Creationists are characterized in their steadfast refusal to see humans as being on the same plane as the rest of the animal kingdom. To them, there is something about humans that completely sets them apart from the rest of the animal kingdom (the alleged existence of our souls). They go through all sorts of torturous, ridiculous ad hoc explanations for why their dogma trumps scientific evidence to the contrary. Racial egalitarians will happily concede that intra-species differences in intelligence, personality, etc. exist in various other species, but insist that humans are somehow an exception. Humans must be treated as separate from the rest of the animal kingdom according to their belief system. They go through all sorts of torturous, ridiculous ad hoc explanations for why their dogma trumps scientific evidence to the contrary. Creationists and racial egalitarians are both human exceptionalists and they are also both dogmatic idiots.
People stopped believing that one race was better than the other after WWI. People after WWI, started to realize that one race wasn't better then the other. I'm refering to social darwinism of course.
That's nonsense. "Separate but equal" was in effect until the 60's. That's the decade when social Marxism really took root.
During the war, Europeans were forced to call upon their colonies. Britian, for instance, would take over a million men from India to fight as Sepoys. After the war, no to few promises during the war were kept. Plus it probably didn't hurt that those fighting in the trenches would also get to see the colonized fight. The colonized rose up, and showed the Europeans what they were capable of. Then social dwarnism just couldn't be maintained.

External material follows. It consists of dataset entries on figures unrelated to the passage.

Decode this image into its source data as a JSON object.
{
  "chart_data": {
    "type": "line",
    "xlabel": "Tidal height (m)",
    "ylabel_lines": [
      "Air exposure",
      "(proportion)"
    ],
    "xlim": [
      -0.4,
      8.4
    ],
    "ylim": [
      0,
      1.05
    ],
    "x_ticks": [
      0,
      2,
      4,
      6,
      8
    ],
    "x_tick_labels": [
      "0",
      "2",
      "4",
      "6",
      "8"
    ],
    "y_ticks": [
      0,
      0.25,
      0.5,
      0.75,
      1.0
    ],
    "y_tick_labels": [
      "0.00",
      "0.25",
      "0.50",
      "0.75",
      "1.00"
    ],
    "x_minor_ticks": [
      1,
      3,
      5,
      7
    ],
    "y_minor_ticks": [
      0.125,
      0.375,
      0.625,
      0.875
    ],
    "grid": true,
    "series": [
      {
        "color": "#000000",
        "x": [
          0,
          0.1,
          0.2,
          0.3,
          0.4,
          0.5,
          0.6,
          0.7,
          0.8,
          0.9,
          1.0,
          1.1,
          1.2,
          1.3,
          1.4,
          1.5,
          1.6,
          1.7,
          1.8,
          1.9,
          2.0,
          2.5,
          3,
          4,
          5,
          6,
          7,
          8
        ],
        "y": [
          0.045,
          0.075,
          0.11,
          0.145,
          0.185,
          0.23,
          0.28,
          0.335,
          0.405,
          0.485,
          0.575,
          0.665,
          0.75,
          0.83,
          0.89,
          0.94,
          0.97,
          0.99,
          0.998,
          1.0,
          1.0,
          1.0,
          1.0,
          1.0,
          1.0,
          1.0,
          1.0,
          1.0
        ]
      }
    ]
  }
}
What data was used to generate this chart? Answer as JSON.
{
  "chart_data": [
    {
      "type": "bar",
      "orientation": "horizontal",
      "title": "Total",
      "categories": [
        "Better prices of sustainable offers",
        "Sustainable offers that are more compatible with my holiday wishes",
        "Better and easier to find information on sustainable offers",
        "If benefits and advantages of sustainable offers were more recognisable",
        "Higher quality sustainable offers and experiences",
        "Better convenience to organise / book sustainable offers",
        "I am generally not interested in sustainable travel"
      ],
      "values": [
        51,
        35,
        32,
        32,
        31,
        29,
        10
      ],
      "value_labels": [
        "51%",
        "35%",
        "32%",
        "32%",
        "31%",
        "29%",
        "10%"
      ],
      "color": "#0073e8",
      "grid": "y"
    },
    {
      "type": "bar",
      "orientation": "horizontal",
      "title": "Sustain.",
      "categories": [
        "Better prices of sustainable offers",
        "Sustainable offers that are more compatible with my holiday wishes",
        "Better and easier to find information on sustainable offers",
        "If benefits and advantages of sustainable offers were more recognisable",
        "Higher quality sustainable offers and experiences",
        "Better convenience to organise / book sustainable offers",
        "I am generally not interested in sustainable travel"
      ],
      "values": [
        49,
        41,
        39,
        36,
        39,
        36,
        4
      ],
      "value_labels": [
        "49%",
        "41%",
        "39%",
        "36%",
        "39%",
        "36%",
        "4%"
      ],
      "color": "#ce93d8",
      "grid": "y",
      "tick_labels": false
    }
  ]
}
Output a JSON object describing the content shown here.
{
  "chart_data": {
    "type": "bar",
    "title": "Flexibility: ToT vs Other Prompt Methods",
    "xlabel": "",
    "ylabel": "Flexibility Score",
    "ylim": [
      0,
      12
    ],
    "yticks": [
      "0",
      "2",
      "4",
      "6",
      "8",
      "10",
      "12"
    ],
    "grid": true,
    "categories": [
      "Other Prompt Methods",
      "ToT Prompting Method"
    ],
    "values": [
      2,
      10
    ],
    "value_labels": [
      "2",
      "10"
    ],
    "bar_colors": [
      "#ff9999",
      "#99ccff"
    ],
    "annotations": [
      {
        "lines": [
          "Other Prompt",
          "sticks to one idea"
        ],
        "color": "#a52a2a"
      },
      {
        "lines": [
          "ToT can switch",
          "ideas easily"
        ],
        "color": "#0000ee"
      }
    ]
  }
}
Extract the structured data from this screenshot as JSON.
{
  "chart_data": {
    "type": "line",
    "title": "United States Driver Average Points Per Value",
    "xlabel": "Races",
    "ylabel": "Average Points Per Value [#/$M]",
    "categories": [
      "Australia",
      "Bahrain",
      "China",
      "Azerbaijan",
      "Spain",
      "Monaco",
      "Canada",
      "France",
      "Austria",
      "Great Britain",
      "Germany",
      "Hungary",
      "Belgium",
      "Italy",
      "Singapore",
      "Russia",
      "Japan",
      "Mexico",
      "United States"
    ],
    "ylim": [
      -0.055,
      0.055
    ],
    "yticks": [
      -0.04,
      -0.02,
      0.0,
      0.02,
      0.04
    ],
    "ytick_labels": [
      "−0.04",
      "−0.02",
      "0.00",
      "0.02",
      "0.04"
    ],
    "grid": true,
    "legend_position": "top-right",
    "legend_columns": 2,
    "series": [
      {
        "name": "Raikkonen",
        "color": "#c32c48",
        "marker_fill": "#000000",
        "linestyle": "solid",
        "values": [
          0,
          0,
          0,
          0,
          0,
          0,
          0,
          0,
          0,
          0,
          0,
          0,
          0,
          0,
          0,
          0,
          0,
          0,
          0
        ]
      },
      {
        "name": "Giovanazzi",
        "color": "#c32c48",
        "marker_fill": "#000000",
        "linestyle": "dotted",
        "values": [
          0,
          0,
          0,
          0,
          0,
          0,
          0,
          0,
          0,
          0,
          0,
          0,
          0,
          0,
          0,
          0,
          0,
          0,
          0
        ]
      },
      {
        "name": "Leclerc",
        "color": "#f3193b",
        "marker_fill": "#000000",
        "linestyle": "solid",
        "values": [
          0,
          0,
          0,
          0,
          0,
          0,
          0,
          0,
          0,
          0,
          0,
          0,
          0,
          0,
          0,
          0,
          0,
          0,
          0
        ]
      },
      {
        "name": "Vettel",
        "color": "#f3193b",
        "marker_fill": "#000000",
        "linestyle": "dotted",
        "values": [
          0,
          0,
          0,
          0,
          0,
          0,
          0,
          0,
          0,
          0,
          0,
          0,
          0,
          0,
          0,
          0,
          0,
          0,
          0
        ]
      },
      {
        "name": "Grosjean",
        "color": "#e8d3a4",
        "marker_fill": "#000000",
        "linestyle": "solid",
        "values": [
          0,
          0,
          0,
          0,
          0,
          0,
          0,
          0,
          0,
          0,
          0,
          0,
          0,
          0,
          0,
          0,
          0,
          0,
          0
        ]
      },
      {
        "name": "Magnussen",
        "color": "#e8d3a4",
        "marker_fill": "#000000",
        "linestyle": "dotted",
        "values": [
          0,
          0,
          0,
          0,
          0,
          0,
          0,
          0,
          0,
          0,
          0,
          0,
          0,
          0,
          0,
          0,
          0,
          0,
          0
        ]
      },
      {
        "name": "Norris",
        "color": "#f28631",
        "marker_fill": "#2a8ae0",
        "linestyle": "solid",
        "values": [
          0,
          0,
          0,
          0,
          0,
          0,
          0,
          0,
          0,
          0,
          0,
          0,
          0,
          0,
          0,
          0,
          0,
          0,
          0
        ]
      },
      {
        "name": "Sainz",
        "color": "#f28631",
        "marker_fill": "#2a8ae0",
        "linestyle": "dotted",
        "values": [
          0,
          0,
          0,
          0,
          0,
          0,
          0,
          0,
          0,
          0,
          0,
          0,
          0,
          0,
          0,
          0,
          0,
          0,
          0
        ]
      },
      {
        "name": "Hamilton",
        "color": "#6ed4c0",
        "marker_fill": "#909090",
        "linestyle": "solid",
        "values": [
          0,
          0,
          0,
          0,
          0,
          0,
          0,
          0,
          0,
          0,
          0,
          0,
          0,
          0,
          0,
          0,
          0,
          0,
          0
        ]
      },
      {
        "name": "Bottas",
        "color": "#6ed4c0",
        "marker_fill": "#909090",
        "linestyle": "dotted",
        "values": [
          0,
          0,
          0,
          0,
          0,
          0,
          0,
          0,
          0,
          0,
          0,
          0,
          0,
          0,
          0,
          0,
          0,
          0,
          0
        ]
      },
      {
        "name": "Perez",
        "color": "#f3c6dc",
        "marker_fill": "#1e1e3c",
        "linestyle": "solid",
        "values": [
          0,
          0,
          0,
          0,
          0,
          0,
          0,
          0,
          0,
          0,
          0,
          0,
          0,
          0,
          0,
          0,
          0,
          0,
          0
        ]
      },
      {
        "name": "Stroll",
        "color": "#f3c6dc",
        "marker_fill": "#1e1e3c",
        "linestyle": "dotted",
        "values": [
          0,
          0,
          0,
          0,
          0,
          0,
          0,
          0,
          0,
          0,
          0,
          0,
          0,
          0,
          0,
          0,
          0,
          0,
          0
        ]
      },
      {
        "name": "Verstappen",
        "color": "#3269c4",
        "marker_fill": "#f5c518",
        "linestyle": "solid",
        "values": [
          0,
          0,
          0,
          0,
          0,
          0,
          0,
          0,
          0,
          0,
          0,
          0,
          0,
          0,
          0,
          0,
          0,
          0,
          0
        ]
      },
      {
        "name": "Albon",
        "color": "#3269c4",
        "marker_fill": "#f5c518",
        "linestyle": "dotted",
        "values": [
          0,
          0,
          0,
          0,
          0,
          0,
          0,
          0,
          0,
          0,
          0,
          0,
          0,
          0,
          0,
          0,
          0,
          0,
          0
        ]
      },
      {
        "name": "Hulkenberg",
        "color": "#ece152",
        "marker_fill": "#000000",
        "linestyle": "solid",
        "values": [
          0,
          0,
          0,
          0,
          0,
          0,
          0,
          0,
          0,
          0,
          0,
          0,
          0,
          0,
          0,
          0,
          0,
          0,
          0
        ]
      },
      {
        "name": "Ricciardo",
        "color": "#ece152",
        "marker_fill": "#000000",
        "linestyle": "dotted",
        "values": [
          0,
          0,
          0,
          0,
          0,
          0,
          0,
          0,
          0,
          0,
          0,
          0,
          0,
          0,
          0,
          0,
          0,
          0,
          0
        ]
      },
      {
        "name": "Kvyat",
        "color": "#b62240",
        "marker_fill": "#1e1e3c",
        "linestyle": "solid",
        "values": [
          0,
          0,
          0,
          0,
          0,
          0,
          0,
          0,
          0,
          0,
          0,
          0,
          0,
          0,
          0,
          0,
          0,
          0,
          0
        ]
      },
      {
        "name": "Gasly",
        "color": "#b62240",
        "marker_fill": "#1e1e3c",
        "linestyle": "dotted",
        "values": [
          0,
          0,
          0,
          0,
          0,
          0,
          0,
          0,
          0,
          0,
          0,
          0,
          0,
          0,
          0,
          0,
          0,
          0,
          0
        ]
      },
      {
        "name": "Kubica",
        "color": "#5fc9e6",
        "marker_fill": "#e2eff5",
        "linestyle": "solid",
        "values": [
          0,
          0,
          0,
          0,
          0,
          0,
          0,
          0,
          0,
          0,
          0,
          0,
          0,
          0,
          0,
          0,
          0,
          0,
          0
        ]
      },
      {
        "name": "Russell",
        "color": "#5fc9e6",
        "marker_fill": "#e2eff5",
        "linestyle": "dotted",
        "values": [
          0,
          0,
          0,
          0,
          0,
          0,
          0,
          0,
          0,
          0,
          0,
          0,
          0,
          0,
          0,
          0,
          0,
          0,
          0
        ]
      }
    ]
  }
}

1) This is not true. Race realism has thrived to the present day, particularly in countries less afflicted with political correctness, like Japan, but also in a more underground form in Western countries like the United States. 2) http://en.wikipedia.org/wiki/Argumentum_ad_populum
Then I pointed out that race realism has survived in the West down to the present day, and I then also alluded (via the link) to the fact that you're engaging in a logical fallacy, as the truth value of a position is independent of the number of people who accept it (Copernicus, Galileo, Darwin ).